How bad does Shelby County discriminates against black businesses?

This bad. (The link is to a YouTube video. And yes, I know the first slide says it’s under 2 minutes but the video is 2:12. That will be updated in later versions.)

I’ve written about the racial disparity in municipal contracting processes – which sounds dry as sh*t, I’d be the first to admit – but it’s actually really important. (Here’s an Infogr.am graphic I created a couple of years ago on the topic.)

The short version: Black people finance their own discrimination when they pay taxes into a county government that then awards an unfair share of county contracts to businesses owned by white men. This has been happening in the county (and city) where I’m from for decades.

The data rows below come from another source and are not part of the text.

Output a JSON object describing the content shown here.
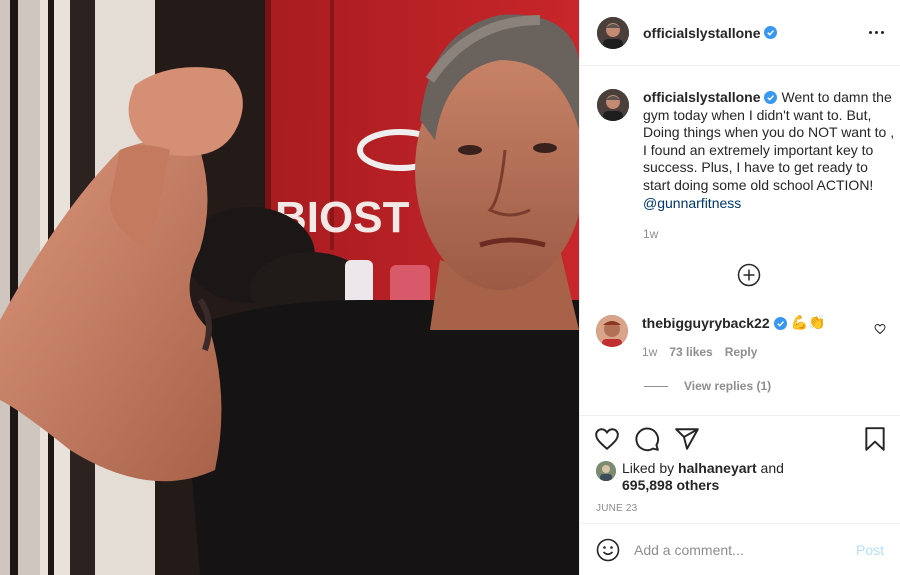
{
  "post": {
    "author": {
      "username": "officialslystallone",
      "verified": true,
      "avatar_icon": "profile-photo"
    },
    "more_icon": "ellipsis-icon",
    "caption": {
      "username": "officialslystallone",
      "text": "Went to damn the gym today when I didn't want to. But, Doing things when you do NOT want to , I found an extremely important key to success. Plus, I have to get ready to start doing some old school ACTION!",
      "mention": "@gunnarfitness",
      "time": "1w"
    },
    "load_more_icon": "plus-circle-icon",
    "comments": [
      {
        "username": "thebigguyryback22",
        "verified": true,
        "emoji": "💪👏",
        "time": "1w",
        "likes": "73 likes",
        "reply_label": "Reply",
        "view_replies": "View replies (1)"
      }
    ],
    "likes": {
      "prefix": "Liked by",
      "user": "halhaneyart",
      "and": "and",
      "count": "695,898 others"
    },
    "date": "JUNE 23",
    "add_comment": {
      "placeholder": "Add a comment...",
      "post_label": "Post"
    },
    "colors": {
      "verified_blue": "#3897f0",
      "mention": "#00376b",
      "post_button_disabled": "#b2dffc",
      "text": "#262626",
      "muted": "#8e8e8e"
    }
  }
}
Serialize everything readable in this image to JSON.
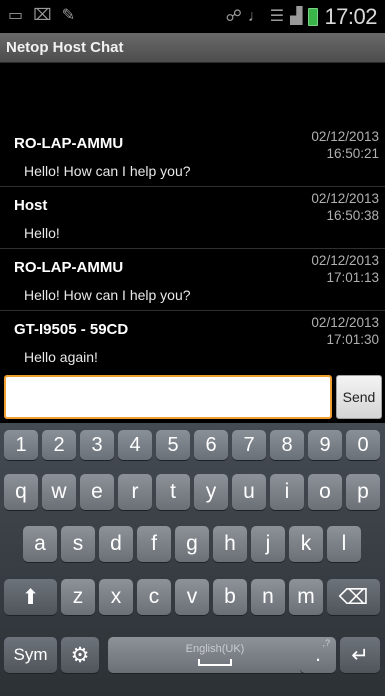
{
  "status_bar": {
    "time": "17:02",
    "icons_left": [
      "keyboard-icon",
      "usb-debug-icon",
      "wrench-icon"
    ],
    "icons_right": [
      "nfc-icon",
      "silent-mode-icon",
      "wifi-icon",
      "signal-icon",
      "battery-icon"
    ]
  },
  "app": {
    "title": "Netop Host Chat"
  },
  "messages": [
    {
      "sender": "RO-LAP-AMMU",
      "date": "02/12/2013",
      "time": "16:50:21",
      "text": "Hello! How can I help you?"
    },
    {
      "sender": "Host",
      "date": "02/12/2013",
      "time": "16:50:38",
      "text": "Hello!"
    },
    {
      "sender": "RO-LAP-AMMU",
      "date": "02/12/2013",
      "time": "17:01:13",
      "text": "Hello! How can I help you?"
    },
    {
      "sender": "GT-I9505 - 59CD",
      "date": "02/12/2013",
      "time": "17:01:30",
      "text": "Hello again!"
    }
  ],
  "input": {
    "value": "",
    "placeholder": "",
    "send_label": "Send"
  },
  "keyboard": {
    "numbers": [
      "1",
      "2",
      "3",
      "4",
      "5",
      "6",
      "7",
      "8",
      "9",
      "0"
    ],
    "row1": [
      "q",
      "w",
      "e",
      "r",
      "t",
      "y",
      "u",
      "i",
      "o",
      "p"
    ],
    "row2": [
      "a",
      "s",
      "d",
      "f",
      "g",
      "h",
      "j",
      "k",
      "l"
    ],
    "row3": [
      "z",
      "x",
      "c",
      "v",
      "b",
      "n",
      "m"
    ],
    "sym_label": "Sym",
    "space_label": "English(UK)",
    "punct_label": ".",
    "punct_sup": ",?",
    "shift_glyph": "⬆",
    "backspace_glyph": "⌫",
    "enter_glyph": "↵",
    "settings_glyph": "⚙"
  },
  "colors": {
    "accent": "#f0a030",
    "battery": "#3ab54a"
  }
}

My video is an attempt to explain the issue by stressing the consensus values in the middle of Hallin’s Sphere and the deviance of continuing to use tax dollars to give one group an unfair advantage over another.

Here’s the story I was trying to explain. The story includes the numbers I cite, but people who won’t read the story WILL watch a video.

I’d like to redo it and make it snappier, add some sound effects and pictures. Some of the slides with not much text could have been shorter, but there’s no (easy) way in Keynote to vary the length of the slides.

Creating this was a beast. (Pro tip: If you create a Powerpoint, export the slides as JPEGs and import the JPEGs into iMovie, the stills will be so blurry as to be unreadable. A workaround: Use Keynote to create a slideshow, export it as a QuickTime movie and then upload to YouTube or wherever. Or alternately, get a legit video editor like Premiere or Final Cut.)

I think THIS is the future of news. I’d like to create a series of videos like this, ideally under a minute. The series (#MLK50, referenced at the end of the video) will be focused on how public policy reinforces racial/economic injustice in Memphis – and what policies would create a more economically equitable environment.

My “fierce urgency of now” is that in two years, Memphis will mark the 50th anniversary of the violent interruption of Martin Luther King’s vision of economic equality. King came to Memphis to make sure that local government treated mistreated black sanitation workers fairly, but 48 years later, the black community is still getting the short end of the stick.